Pierre Stambul est coprésident de l’Union Juive Française pour la Paix, UJFP. Il évoque, dans cet entretien, l’assassinat par Israël de la journaliste d’Al Jazeera, Shireen Abu Akleh et la commémoration du 74e anniversaire de la Nakba palestinienne.
Al24news
Israël a annoncé une enquête concernant l’assassinat de la journaliste d’Al Jazeera, et une enquête pour ce qui est de la charge par la police israélienne contre le cortège funèbre de la journaliste. Croyez-vous à cette enquête ?
Pierre Stambul
Il n’y a pas de justice pour les Palestiniens en Israël. D’abord ceux-ci dépendent de la justice militaire. Quand on sait que 850 000 Palestiniens ont connu la prison depuis 1967, quand on sait que cette « justice » tolère la torture et emprisonne pour de longs mois des enfants de 13 ans, on n’a rien à en attendre. Il y a des précédents. Quand les images d’horreurs commises par l’occupant circulent sur Internet, Israël fait semblant de condamner les coupables. Mais ceux-ci ne restent pas en prison. Elor Azaria, qui avait tué à Hébron un prisonnier blessé et menotté, a été très vite libéré et est considéré comme un héros en Israël. Ceux qui ont brûlé vifs les membres de la famille Dawabsheh ont aussi été libérés.
Il y a quelques jours, la Cour suprême israélienne a autorisé l’expropriation de 1200 villageois dans le sud de la Cisjordanie pour transformer leur village en zone de tir pour l’armée.

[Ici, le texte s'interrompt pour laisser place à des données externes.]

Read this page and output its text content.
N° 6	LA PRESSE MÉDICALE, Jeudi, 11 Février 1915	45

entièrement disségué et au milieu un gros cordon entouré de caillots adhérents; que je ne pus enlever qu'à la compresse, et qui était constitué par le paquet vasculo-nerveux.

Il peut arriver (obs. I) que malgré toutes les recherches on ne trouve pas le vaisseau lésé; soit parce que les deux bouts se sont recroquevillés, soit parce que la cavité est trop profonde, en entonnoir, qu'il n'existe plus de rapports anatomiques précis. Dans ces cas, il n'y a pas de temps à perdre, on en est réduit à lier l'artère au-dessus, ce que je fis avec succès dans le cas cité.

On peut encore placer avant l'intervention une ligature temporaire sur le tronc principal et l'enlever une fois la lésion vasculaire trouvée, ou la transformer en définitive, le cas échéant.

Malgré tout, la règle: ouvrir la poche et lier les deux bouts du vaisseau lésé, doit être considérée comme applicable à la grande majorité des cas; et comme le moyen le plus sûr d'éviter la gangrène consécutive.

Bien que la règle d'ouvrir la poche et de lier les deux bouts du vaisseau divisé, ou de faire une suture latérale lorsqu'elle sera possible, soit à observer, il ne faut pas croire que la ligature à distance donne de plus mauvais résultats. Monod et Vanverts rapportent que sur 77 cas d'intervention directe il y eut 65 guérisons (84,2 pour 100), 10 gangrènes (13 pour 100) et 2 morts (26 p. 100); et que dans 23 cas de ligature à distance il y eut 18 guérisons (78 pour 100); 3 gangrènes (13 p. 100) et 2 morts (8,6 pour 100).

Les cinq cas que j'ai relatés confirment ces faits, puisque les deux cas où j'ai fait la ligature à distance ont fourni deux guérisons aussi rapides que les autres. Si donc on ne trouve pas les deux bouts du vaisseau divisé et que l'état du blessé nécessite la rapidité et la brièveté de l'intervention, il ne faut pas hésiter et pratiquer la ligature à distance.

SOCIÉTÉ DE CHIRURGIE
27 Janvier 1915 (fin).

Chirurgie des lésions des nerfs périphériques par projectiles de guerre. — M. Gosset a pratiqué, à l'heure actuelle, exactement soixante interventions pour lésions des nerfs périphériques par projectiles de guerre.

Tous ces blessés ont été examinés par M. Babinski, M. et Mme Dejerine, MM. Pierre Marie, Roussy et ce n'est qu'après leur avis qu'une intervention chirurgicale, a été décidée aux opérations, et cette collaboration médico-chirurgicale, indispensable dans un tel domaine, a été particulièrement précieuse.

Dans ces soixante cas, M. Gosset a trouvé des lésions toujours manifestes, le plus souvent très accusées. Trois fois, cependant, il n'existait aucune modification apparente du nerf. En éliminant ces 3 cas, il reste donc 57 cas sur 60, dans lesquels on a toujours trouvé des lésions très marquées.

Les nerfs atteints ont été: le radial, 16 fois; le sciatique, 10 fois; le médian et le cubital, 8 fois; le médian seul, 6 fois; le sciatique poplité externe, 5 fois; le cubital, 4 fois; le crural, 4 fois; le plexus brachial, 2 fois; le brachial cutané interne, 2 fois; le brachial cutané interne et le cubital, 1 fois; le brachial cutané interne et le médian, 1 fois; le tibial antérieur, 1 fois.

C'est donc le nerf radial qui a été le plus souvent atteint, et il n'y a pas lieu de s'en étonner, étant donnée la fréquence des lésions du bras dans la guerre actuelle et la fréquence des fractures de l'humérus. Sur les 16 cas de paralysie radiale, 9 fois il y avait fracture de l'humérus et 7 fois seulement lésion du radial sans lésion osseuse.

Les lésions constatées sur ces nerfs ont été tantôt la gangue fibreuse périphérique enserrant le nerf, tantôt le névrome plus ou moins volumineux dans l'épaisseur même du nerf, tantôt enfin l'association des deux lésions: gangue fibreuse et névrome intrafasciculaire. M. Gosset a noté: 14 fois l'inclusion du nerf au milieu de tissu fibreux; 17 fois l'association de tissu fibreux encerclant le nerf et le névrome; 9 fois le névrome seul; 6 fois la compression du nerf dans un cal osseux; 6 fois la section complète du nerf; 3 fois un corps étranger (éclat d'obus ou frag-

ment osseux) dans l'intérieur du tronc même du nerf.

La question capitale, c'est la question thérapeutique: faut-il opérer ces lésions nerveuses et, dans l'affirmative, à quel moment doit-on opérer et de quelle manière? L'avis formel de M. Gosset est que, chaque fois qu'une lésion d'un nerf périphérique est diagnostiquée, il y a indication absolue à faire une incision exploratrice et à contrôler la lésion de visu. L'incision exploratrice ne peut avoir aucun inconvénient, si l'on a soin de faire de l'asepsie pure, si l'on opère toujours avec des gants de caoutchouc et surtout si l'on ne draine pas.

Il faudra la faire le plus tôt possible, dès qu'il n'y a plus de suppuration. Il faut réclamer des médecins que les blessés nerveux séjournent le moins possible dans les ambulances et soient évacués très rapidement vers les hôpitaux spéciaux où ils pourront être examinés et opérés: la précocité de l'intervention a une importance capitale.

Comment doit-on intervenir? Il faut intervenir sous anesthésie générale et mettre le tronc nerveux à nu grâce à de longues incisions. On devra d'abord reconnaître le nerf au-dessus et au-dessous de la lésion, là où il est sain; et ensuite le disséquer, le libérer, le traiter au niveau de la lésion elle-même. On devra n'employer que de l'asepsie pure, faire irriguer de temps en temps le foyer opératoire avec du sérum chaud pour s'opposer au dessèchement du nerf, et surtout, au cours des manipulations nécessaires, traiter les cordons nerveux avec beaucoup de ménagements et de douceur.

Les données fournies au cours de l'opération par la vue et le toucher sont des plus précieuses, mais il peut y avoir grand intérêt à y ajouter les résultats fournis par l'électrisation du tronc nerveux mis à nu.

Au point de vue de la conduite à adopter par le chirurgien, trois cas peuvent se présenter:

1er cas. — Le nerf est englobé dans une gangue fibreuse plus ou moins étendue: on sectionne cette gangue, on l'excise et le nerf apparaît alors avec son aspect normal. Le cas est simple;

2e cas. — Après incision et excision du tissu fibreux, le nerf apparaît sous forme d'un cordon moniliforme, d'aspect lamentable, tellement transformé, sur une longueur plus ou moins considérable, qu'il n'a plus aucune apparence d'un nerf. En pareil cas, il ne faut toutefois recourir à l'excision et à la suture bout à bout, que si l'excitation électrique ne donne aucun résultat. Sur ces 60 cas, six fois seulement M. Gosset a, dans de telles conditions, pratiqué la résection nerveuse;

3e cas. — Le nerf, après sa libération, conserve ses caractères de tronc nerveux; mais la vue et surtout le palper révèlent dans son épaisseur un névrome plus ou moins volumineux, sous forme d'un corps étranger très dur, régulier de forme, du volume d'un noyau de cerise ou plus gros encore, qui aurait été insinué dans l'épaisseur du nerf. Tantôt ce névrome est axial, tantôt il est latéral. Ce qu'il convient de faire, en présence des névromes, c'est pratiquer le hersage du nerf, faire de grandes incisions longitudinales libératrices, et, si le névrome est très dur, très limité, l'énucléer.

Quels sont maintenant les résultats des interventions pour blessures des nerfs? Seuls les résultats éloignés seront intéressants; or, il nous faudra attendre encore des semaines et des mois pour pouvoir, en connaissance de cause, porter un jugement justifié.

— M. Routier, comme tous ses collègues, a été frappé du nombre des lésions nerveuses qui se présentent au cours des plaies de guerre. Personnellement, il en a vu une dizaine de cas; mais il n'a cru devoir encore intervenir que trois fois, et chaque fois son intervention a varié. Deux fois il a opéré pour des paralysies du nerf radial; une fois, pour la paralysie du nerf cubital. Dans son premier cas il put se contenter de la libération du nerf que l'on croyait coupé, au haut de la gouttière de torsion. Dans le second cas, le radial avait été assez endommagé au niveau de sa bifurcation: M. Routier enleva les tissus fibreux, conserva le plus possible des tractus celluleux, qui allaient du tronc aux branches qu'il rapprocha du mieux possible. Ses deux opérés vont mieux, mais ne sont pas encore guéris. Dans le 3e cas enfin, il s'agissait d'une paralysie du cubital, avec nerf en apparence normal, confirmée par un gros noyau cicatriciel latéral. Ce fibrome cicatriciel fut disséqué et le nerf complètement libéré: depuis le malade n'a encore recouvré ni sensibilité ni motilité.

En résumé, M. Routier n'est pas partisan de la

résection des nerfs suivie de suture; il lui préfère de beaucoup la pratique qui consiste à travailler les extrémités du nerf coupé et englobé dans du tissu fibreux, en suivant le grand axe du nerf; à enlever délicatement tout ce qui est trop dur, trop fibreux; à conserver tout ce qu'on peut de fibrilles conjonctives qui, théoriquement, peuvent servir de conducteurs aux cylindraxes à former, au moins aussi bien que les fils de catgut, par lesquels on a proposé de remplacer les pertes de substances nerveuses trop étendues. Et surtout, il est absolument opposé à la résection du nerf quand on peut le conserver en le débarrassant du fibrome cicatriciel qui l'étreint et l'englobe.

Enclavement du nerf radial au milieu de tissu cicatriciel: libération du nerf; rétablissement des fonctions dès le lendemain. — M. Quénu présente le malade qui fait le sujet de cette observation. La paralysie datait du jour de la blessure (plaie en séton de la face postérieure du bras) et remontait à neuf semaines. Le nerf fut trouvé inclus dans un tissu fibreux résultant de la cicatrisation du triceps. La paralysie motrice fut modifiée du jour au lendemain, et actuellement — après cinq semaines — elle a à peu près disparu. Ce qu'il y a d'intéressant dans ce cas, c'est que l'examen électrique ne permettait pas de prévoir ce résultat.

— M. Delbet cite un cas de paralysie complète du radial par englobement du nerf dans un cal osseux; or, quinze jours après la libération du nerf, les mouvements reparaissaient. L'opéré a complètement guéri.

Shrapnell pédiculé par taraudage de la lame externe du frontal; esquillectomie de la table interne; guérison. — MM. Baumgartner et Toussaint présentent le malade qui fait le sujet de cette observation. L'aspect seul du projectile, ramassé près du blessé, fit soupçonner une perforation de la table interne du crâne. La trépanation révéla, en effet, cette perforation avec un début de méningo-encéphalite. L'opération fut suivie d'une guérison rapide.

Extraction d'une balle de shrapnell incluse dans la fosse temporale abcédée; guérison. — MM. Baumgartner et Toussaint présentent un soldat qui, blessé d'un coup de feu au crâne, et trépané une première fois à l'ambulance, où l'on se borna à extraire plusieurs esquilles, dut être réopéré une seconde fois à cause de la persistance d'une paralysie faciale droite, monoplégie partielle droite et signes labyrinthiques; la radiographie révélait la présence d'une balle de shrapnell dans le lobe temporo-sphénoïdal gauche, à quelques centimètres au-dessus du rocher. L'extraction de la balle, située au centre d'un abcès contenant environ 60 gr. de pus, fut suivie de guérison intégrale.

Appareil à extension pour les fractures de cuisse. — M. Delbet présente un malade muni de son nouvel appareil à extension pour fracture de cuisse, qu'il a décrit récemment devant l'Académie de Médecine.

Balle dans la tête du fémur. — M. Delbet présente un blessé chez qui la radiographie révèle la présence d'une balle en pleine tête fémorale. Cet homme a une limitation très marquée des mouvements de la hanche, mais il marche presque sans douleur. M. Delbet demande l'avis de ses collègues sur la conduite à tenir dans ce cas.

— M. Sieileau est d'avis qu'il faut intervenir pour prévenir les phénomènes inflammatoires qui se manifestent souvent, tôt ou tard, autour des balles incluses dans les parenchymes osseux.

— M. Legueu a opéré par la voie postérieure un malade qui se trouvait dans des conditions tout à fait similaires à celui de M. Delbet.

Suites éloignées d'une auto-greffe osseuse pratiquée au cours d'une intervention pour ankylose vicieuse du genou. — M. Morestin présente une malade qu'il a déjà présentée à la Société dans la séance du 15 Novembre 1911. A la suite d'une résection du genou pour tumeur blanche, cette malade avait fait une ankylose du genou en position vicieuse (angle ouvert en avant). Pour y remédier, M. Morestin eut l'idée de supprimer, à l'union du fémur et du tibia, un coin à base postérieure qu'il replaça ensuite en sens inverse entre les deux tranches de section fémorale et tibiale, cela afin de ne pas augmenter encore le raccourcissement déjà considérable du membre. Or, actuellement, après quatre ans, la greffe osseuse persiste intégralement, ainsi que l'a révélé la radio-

Il n’y a rien à attendre de cette « justice » coloniale. L’enquête israélienne conclura comme d’habitude que les Palestiniens sont responsables de l’assassinat de Shireen.
Les Palestiniens commémorent le 74e anniversaire de la Nakba de 1948. Israël acceptera-t-il le retour des Palestiniens à leurs terres usurpées ?
La Nakba, c’est le crime fondateur de cette guerre. Pour les Israéliens, il est impossible de reconnaître que leur État a été fondé grâce à un nettoyage ethnique prémédité. Accepter le retour des réfugiés comme l’exigeait la résolution 194 de l’ONU en 1948, ce serait reconnaître que l’ensemble du projet sioniste est illégitime. Ça ne pourra avoir lieu qu’avec un bouleversement complet.
Une « anecdote » sur la Nakba. En 2000, un étudiant israélien, Teddy Katz, commence une thèse sur le massacre de Tantura en 1948, un village au sud de Haïfa. Scandale et campagne de presse en Israël. Teddy Katz, menacé, abjure. Sa thèse est supprimée. Son directeur de thèse s’exile. Et puis, il y a quelques mois, les derniers survivants de la brigade Alexandroni qui sont presque centenaires se mettent à parler : « oui, nous avons massacré 200 à 300 villageois. Le charnier se trouve sous le parking de la plage ». De tels aveux ne changent hélas rien en Israël où les barrières morales se sont écroulées.
Croyez vous qu’il y’a deux poids, deux mesures, de la part de certains pays occidentaux qui dénoncent la guerre en Ukraine et ferment les yeux pour ce qui est des exactions perpétrées par Israël contre les Palestiniens ?
Bien sûr. Quand le ministre des affaires étrangères français Le Drian dénonce les crimes de l’armée russe, ces crimes sont bien réels, mais il n’a jamais rien dit sur les crimes israéliens. Ce n’est pas faute d’information, les diplomates français en poste en Palestine font des rapports très détaillés sur les confiscations de terres, les destructions de maisons, les fidèles gazés dans les mosquées, les enfants arrêtés. Mais la France, comme l’Europe, est consciemment complice.
Quand trop d’images circulent, ce qui est le cas avec l’assassinat de Shireen, l’Occident se dit « préoccupé », mais il n’y a aucune sanction, donc cela encourage l’occupant à poursuivre ses violences.
Et en France, les mêmes politiciens qui s’illustrent dans les propos racistes et dans la chasse aux réfugiés afghans, syriens, africains … sont les premiers volontaires pour accueillir des réfugiés ukrainiens. L’UJFP est pour l’accueil digne de tous les réfugiés, sans discrimination.